Home   |   Structure   |   Research   |   Resources   |   Members   |   Training   |   Activities   |   Contact

EN | PT

BrBRCVHe0004-28032004000400011

BrBRCVHe0004-28032004000400011

National varietyBr
Year2004
SourceScielo

Javascript seems to be turned off, or there was a communication error. Turn on Javascript for more display options.

Tumor sólido-cístico pseudopapilar do pâncreas (tumor de Frantz): estudo de quatro casos RELATO DE CASOS CASE REPORTSINTRODUÇÃO O tumor sólido pseudopapilar do pâncreas (TSPP), também conhecido como tumor de Frantz, embora raro, é uma neoplasia que tem sido cada vez mais descrita na literatura(8). É encontrado na maioria dos casos em adolescente do sexo feminino sendo considerado uma neoplasia com pequeno grau de malignidade, desde que passível de ressecção cirúrgica completa, o que é possível na maioria dos casos. O conhecimento dos aspectos epidemiológicos e clínicos desse tipo de tumor pode levar à suspeita do diagnóstico no pré-operatório, o que sem dúvida pode permitir abordagem cirúrgica mais radical que intencione a ressecção por completo de lesão.
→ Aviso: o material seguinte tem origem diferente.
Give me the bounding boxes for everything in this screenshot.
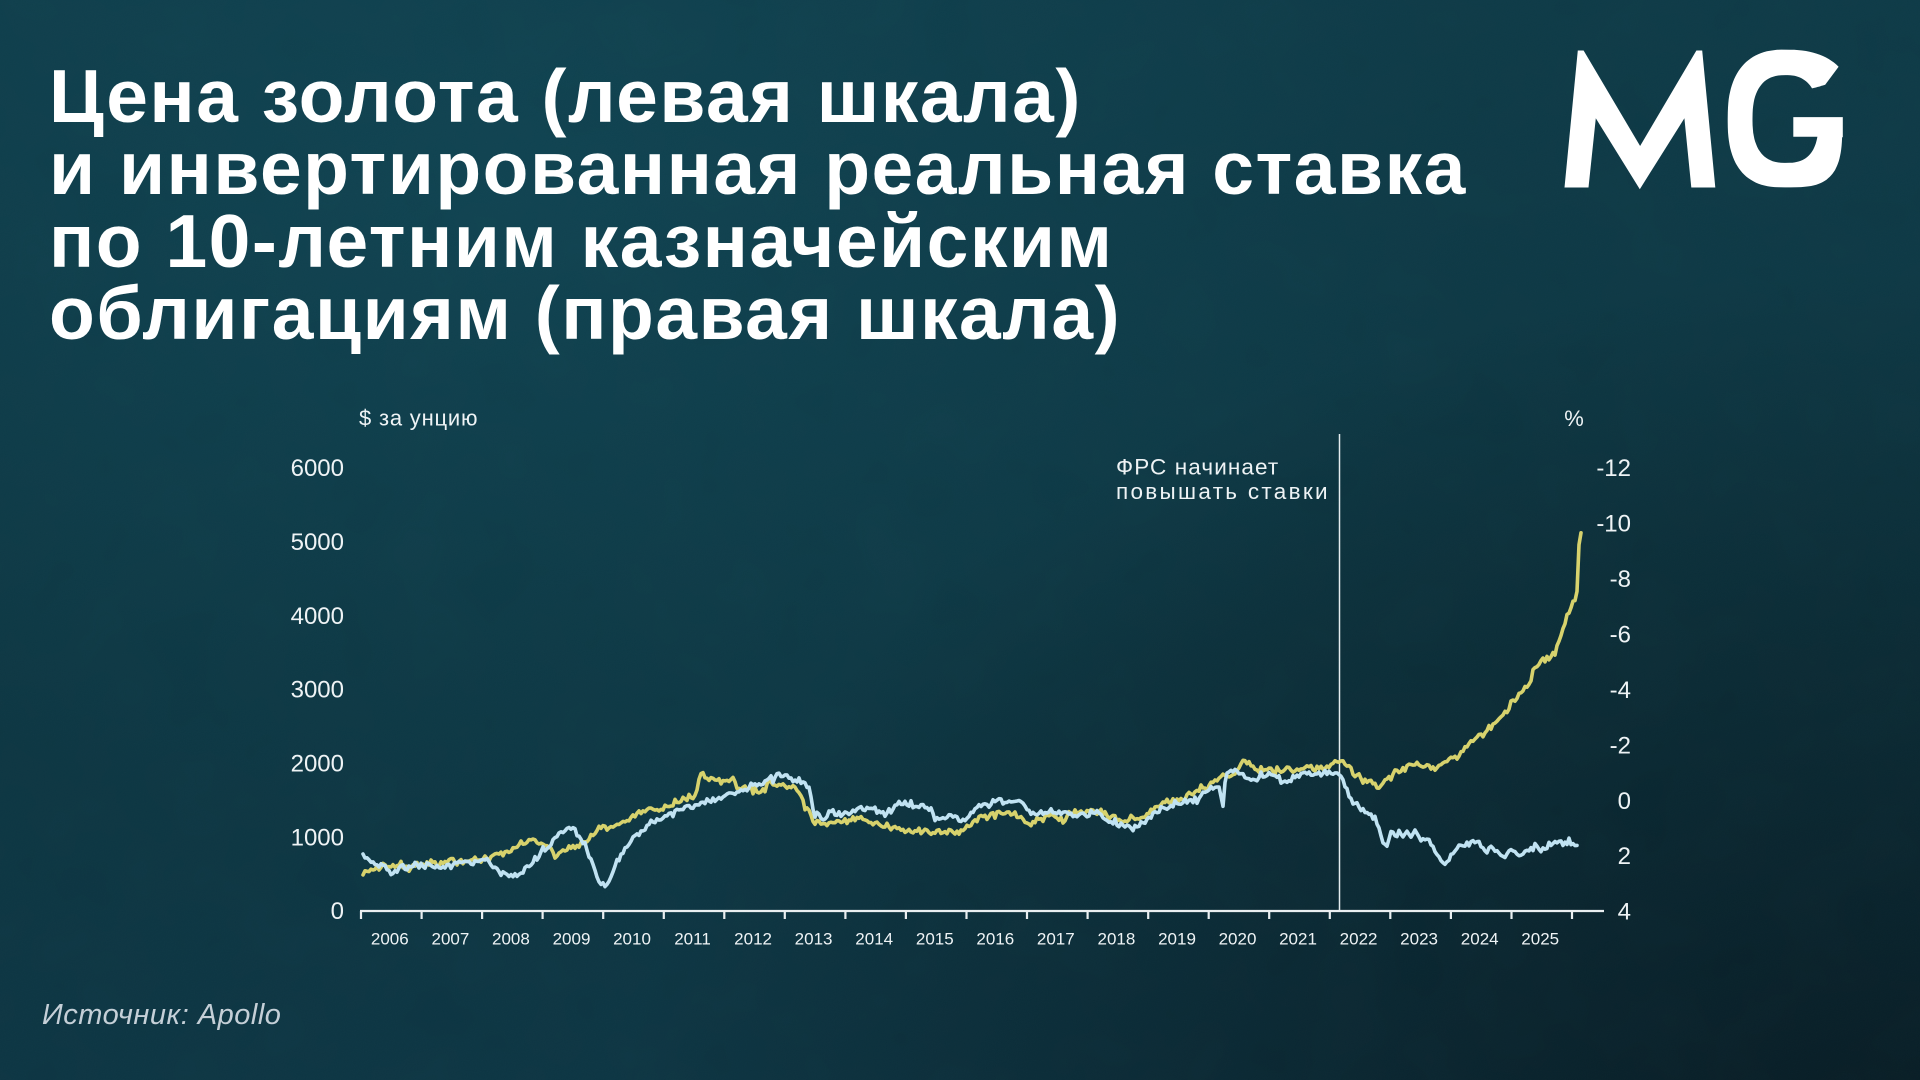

Apresenta-se casuística uni-institucional, sendo discutidos aspectos clínicos, histopatológicos, imunoistoquímicos terapêuticos e de prognóstico.

PACIENTES E MÉTODOS No período de dezembro de 2000 a fevereiro de 2003, quatro pacientes tratados na Santa Casa de Misericórdia de Presidente Prudente, SP, foram incluídos neste estudo por serem portadores de TSPP.

Três pacientes eram adolescentes do sexo feminino com variação de idade entre 17 e 26 anos e um único paciente do sexo masculino com 42 anos.

Em três casos a apresentação clínica era inespecífica, com sintomas de desconforto abdominal e dispepsia. Em apenas um caso (sexo masculino) a queixa inicial foi de massa abdominal palpável. Em nenhum deles foi observada perda de peso. O exame físico, com exceção deste último caso, apresentava-se sem alterações. Exames laboratoriais, incluindo enzimas hepáticas e amilase, foram normais.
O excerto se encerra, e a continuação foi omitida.